Une politique sécuritaire méditerranéenne efficace doit se faire sur la base d’une approche «multidimensionnelle» qui prend en considération les aspects sécuritaires et une approche du développement intégré, a affirmé, lundi à Rabat, le secrétaire général du ministère des Affaires étrangères et de la Coopération, Youssef Amrani. Le Maroc conçoit la sécurité régionale et internationale comme étant un «ensemble de mesures gouvernementales et intergouvernementales conduisant, in fine, à la sécurité individuelle et humaine», a indiqué M. Amrani, qui s’exprimait lors de l’ouverture du séminaire sur «Le dialogue méditerranéen et le nouveau concept stratégique de l’OTAN : Saisir le momentum pour un dialogue redynamisé et renforcé». Cette conception ne se limite guère à une approche sécuritaire, mais elle englobe des actions «gravitant autour d’une stratégie globale intégrée, concertée et multidimensionnelle» pour traiter l’ensemble des menaces qui pèsent sur la région méditerranéenne, a-t-il souligné.
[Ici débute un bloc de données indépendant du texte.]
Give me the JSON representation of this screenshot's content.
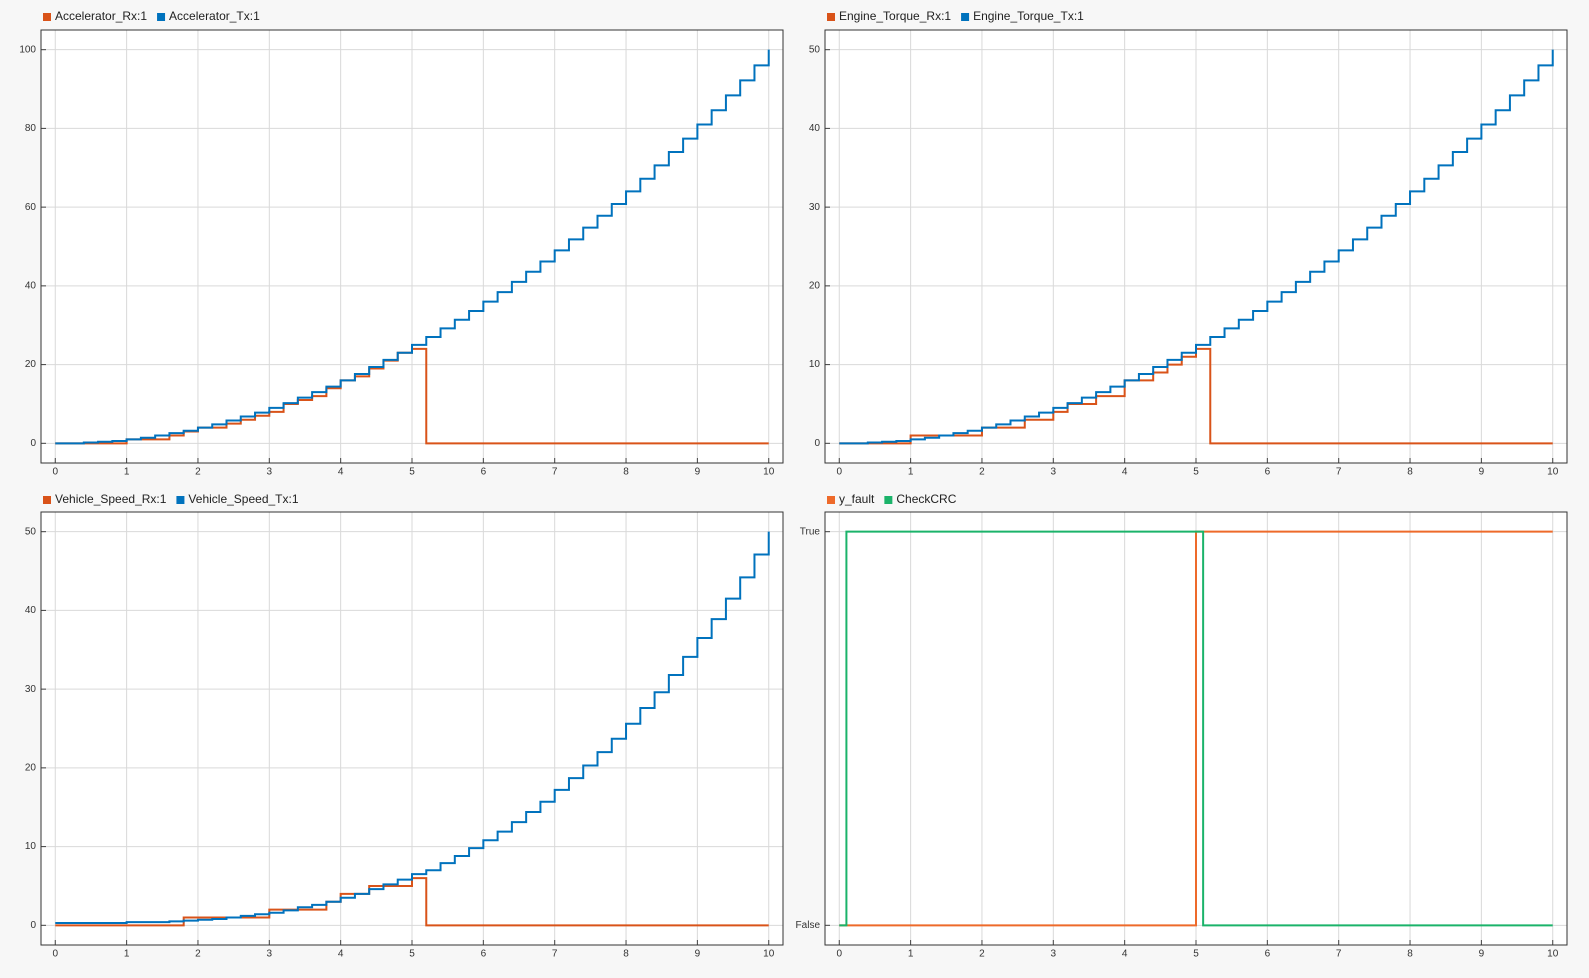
{
  "chart_data": [
    {
      "type": "line",
      "step": true,
      "x": [
        0,
        0.2,
        0.4,
        0.6,
        0.8,
        1,
        1.2,
        1.4,
        1.6,
        1.8,
        2,
        2.2,
        2.4,
        2.6,
        2.8,
        3,
        3.2,
        3.4,
        3.6,
        3.8,
        4,
        4.2,
        4.4,
        4.6,
        4.8,
        5,
        5.2,
        5.4,
        5.6,
        5.8,
        6,
        6.2,
        6.4,
        6.6,
        6.8,
        7,
        7.2,
        7.4,
        7.6,
        7.8,
        8,
        8.2,
        8.4,
        8.6,
        8.8,
        9,
        9.2,
        9.4,
        9.6,
        9.8,
        10
      ],
      "series": [
        {
          "name": "Accelerator_Rx:1",
          "color": "#d95319",
          "values": [
            0,
            0,
            0,
            0,
            0,
            1,
            1,
            1,
            2,
            3,
            4,
            4,
            5,
            6,
            7,
            8,
            10,
            11,
            12,
            14,
            16,
            17,
            19,
            21,
            23,
            24,
            0,
            0,
            0,
            0,
            0,
            0,
            0,
            0,
            0,
            0,
            0,
            0,
            0,
            0,
            0,
            0,
            0,
            0,
            0,
            0,
            0,
            0,
            0,
            0,
            0
          ]
        },
        {
          "name": "Accelerator_Tx:1",
          "color": "#0072bd",
          "values": [
            0,
            0,
            0.2,
            0.4,
            0.6,
            1,
            1.4,
            2,
            2.6,
            3.2,
            4,
            4.8,
            5.8,
            6.8,
            7.8,
            9,
            10.2,
            11.6,
            13,
            14.4,
            16,
            17.6,
            19.4,
            21.2,
            23,
            25,
            27,
            29.2,
            31.4,
            33.6,
            36,
            38.4,
            41,
            43.6,
            46.2,
            49,
            51.8,
            54.8,
            57.8,
            60.8,
            64,
            67.2,
            70.6,
            74,
            77.4,
            81,
            84.6,
            88.4,
            92.2,
            96,
            100
          ]
        }
      ],
      "xlim": [
        -0.2,
        10.2
      ],
      "xticks": [
        0,
        1,
        2,
        3,
        4,
        5,
        6,
        7,
        8,
        9,
        10
      ],
      "ylim": [
        -5,
        105
      ],
      "yticks": [
        0,
        20,
        40,
        60,
        80,
        100
      ],
      "grid": true
    },
    {
      "type": "line",
      "step": true,
      "x": [
        0,
        0.2,
        0.4,
        0.6,
        0.8,
        1,
        1.2,
        1.4,
        1.6,
        1.8,
        2,
        2.2,
        2.4,
        2.6,
        2.8,
        3,
        3.2,
        3.4,
        3.6,
        3.8,
        4,
        4.2,
        4.4,
        4.6,
        4.8,
        5,
        5.2,
        5.4,
        5.6,
        5.8,
        6,
        6.2,
        6.4,
        6.6,
        6.8,
        7,
        7.2,
        7.4,
        7.6,
        7.8,
        8,
        8.2,
        8.4,
        8.6,
        8.8,
        9,
        9.2,
        9.4,
        9.6,
        9.8,
        10
      ],
      "series": [
        {
          "name": "Engine_Torque_Rx:1",
          "color": "#d95319",
          "values": [
            0,
            0,
            0,
            0,
            0,
            1,
            1,
            1,
            1,
            1,
            2,
            2,
            2,
            3,
            3,
            4,
            5,
            5,
            6,
            6,
            8,
            8,
            9,
            10,
            11,
            12,
            0,
            0,
            0,
            0,
            0,
            0,
            0,
            0,
            0,
            0,
            0,
            0,
            0,
            0,
            0,
            0,
            0,
            0,
            0,
            0,
            0,
            0,
            0,
            0,
            0
          ]
        },
        {
          "name": "Engine_Torque_Tx:1",
          "color": "#0072bd",
          "values": [
            0,
            0,
            0.1,
            0.2,
            0.3,
            0.5,
            0.7,
            1,
            1.3,
            1.6,
            2,
            2.4,
            2.9,
            3.4,
            3.9,
            4.5,
            5.1,
            5.8,
            6.5,
            7.2,
            8,
            8.8,
            9.7,
            10.6,
            11.5,
            12.5,
            13.5,
            14.6,
            15.7,
            16.8,
            18,
            19.2,
            20.5,
            21.8,
            23.1,
            24.5,
            25.9,
            27.4,
            28.9,
            30.4,
            32,
            33.6,
            35.3,
            37,
            38.7,
            40.5,
            42.3,
            44.2,
            46.1,
            48,
            50
          ]
        }
      ],
      "xlim": [
        -0.2,
        10.2
      ],
      "xticks": [
        0,
        1,
        2,
        3,
        4,
        5,
        6,
        7,
        8,
        9,
        10
      ],
      "ylim": [
        -2.5,
        52.5
      ],
      "yticks": [
        0,
        10,
        20,
        30,
        40,
        50
      ],
      "grid": true
    },
    {
      "type": "line",
      "step": true,
      "x": [
        0,
        0.2,
        0.4,
        0.6,
        0.8,
        1,
        1.2,
        1.4,
        1.6,
        1.8,
        2,
        2.2,
        2.4,
        2.6,
        2.8,
        3,
        3.2,
        3.4,
        3.6,
        3.8,
        4,
        4.2,
        4.4,
        4.6,
        4.8,
        5,
        5.2,
        5.4,
        5.6,
        5.8,
        6,
        6.2,
        6.4,
        6.6,
        6.8,
        7,
        7.2,
        7.4,
        7.6,
        7.8,
        8,
        8.2,
        8.4,
        8.6,
        8.8,
        9,
        9.2,
        9.4,
        9.6,
        9.8,
        10
      ],
      "series": [
        {
          "name": "Vehicle_Speed_Rx:1",
          "color": "#d95319",
          "values": [
            0,
            0,
            0,
            0,
            0,
            0,
            0,
            0,
            0,
            1,
            1,
            1,
            1,
            1,
            1,
            2,
            2,
            2,
            2,
            3,
            4,
            4,
            5,
            5,
            5,
            6,
            0,
            0,
            0,
            0,
            0,
            0,
            0,
            0,
            0,
            0,
            0,
            0,
            0,
            0,
            0,
            0,
            0,
            0,
            0,
            0,
            0,
            0,
            0,
            0,
            0
          ]
        },
        {
          "name": "Vehicle_Speed_Tx:1",
          "color": "#0072bd",
          "values": [
            0.3,
            0.3,
            0.3,
            0.3,
            0.3,
            0.4,
            0.4,
            0.4,
            0.5,
            0.6,
            0.7,
            0.8,
            1,
            1.2,
            1.4,
            1.6,
            1.9,
            2.3,
            2.6,
            3,
            3.5,
            4,
            4.6,
            5.2,
            5.8,
            6.5,
            7,
            7.9,
            8.8,
            9.8,
            10.8,
            11.9,
            13.1,
            14.4,
            15.7,
            17.2,
            18.7,
            20.3,
            22,
            23.7,
            25.6,
            27.6,
            29.6,
            31.8,
            34.1,
            36.5,
            38.9,
            41.5,
            44.2,
            47.1,
            50
          ]
        }
      ],
      "xlim": [
        -0.2,
        10.2
      ],
      "xticks": [
        0,
        1,
        2,
        3,
        4,
        5,
        6,
        7,
        8,
        9,
        10
      ],
      "ylim": [
        -2.5,
        52.5
      ],
      "yticks": [
        0,
        10,
        20,
        30,
        40,
        50
      ],
      "grid": true
    },
    {
      "type": "line",
      "step": true,
      "x": [
        0,
        0.1,
        5,
        5.1,
        10
      ],
      "series": [
        {
          "name": "y_fault",
          "color": "#ee6a2a",
          "values": [
            0,
            0,
            1,
            1,
            1
          ]
        },
        {
          "name": "CheckCRC",
          "color": "#1bb36a",
          "values": [
            0,
            1,
            1,
            0,
            0
          ]
        }
      ],
      "xlim": [
        -0.2,
        10.2
      ],
      "xticks": [
        0,
        1,
        2,
        3,
        4,
        5,
        6,
        7,
        8,
        9,
        10
      ],
      "ylim": [
        -0.05,
        1.05
      ],
      "yticks": [
        {
          "value": 0,
          "label": "False"
        },
        {
          "value": 1,
          "label": "True"
        }
      ],
      "grid": true
    }
  ]
}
Il a rappelé, à cet égard, les actions entreprises par le Maroc au niveau socio-économique, culturel et politique, particulièrement des droits de l’Homme en vue d’assurer la sécurité et la prospérité des citoyens, citant notamment l’Initiative nationale pour le développement humain (INDH) et la régionalisation avancée.  M. Amrani a souligné l’importance du Dialogue méditerranéen dans le renforcement de la compréhension réciproque et de la consolidation de la confiance mutuelle entre l’OTAN et les pays du Sud surtout que la stabilité régionale et internationale est menacée par les dangers que représentent la piraterie, le trafic de drogues et le trafic des êtres humains. Il a indiqué, dans ce sens, que le Maroc réaffirme son engagement à contribuer à la nouvelle réflexion sur le nouveau concept stratégique de l’OTAN. Le partenariat entre l’OTAN et les pays du Dialogue méditerranéen doit élargir les sujets d’intérêt pour englober les risques sécuritaires et non sécuritaires, s’élargir aux régions avoisinant le bassin méditerranéen, notamment à la région du Sahel et à la façade atlantique compte tenu de sa situation précaire, et viser une plus grande implication des pays du Dialogue dans le processus décisionnel de l’alliance, a-t-il ajouté.